— Ah ! mam’zelle Lucie, quand pourrai-je donc, moi aussi, faire quelque chose pour vous ?
— La reconnaissance vous pèse ? dit-elle.
— Oui, elle m’étouffe presque le cœur, et ça me soulagerait un peu, si je pouvais vous rendre service. Dites-moi donc, mam’zelle Lucie, comment ça se pourrait.
— Je n’en sais rien tout à l’heure ; mais, si j’avais besoin d’un ami dévoué, je m’adresserais à vous.
— Ah ! bien merci ! s’écria-t-il d’un accent de triomphe et de bonheur indicibles ; à présent, je suis heureux !
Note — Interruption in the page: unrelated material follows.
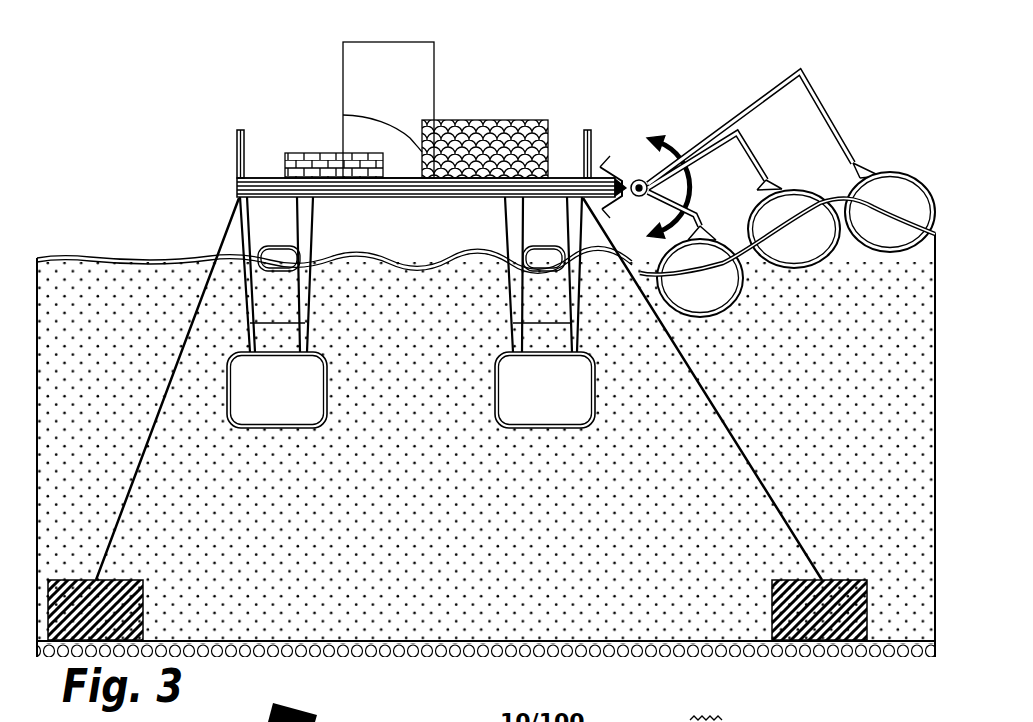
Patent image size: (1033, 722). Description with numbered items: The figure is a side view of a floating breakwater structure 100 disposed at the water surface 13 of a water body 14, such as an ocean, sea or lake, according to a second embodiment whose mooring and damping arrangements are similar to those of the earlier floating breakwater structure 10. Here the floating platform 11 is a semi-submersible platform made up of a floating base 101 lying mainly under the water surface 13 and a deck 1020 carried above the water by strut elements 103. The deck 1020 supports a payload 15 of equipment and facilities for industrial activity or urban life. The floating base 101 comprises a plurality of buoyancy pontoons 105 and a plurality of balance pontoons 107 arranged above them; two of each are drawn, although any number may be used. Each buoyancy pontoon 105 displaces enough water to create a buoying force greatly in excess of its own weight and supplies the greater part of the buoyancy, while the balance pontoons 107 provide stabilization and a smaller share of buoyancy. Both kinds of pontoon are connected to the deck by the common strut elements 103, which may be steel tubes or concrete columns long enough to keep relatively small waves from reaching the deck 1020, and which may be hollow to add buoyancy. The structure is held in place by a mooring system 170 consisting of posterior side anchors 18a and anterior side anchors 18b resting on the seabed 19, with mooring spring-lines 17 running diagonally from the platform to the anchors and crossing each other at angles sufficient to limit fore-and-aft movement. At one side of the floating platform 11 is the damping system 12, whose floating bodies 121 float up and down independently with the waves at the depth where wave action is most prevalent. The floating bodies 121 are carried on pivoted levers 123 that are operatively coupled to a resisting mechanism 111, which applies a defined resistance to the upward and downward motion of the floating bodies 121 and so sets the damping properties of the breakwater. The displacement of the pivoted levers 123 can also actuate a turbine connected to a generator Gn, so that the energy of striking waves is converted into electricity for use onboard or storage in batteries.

— Ne parlez pas si haut, Michel.
— Non, c’est vrai ! mais croyez-vous que je pense aux gendarmes, quand vous êtes là ?
— Je m’en vais, dit-elle.
— Ah ! déjà ?
— Oui, l’on pourrait venir me chercher, il est tard et nous ne sommes pas prudents de causer ainsi. Vous cacherez l’assiette et le verre sous le banc, Michel ; puis, pour aller dans la grange, vous ferez le tour par la prée, de peur de rencontrer mon père dans la cour. Avant de descendre dans le chemin, prenez bien garde qu’il n’y ait personne. Les Touron, vous savez, sont si curieux ! Est-ce fâcheux que la porte de la grange donne sur le chemin ! Il y a bien une entrée par l’écurie ; mais, depuis si longtemps que nous n’avons ni vache, ni cheval, on a condamné la porte, et la meule de foin empêche d’ouvrir.
— Je prendrai garde, mam’zelle Lucie. Et savez-vous si Cadet et Jean ?…
— Lucie ! appela dans la cour la grosse voix de M. Bertin.
La jeune fille, émue de crainte, courut aussitôt vers son père.
— Eh bien ! as-tu assez d’air comme cela ? Voici neuf heures et demie. Clarisse veut se coucher.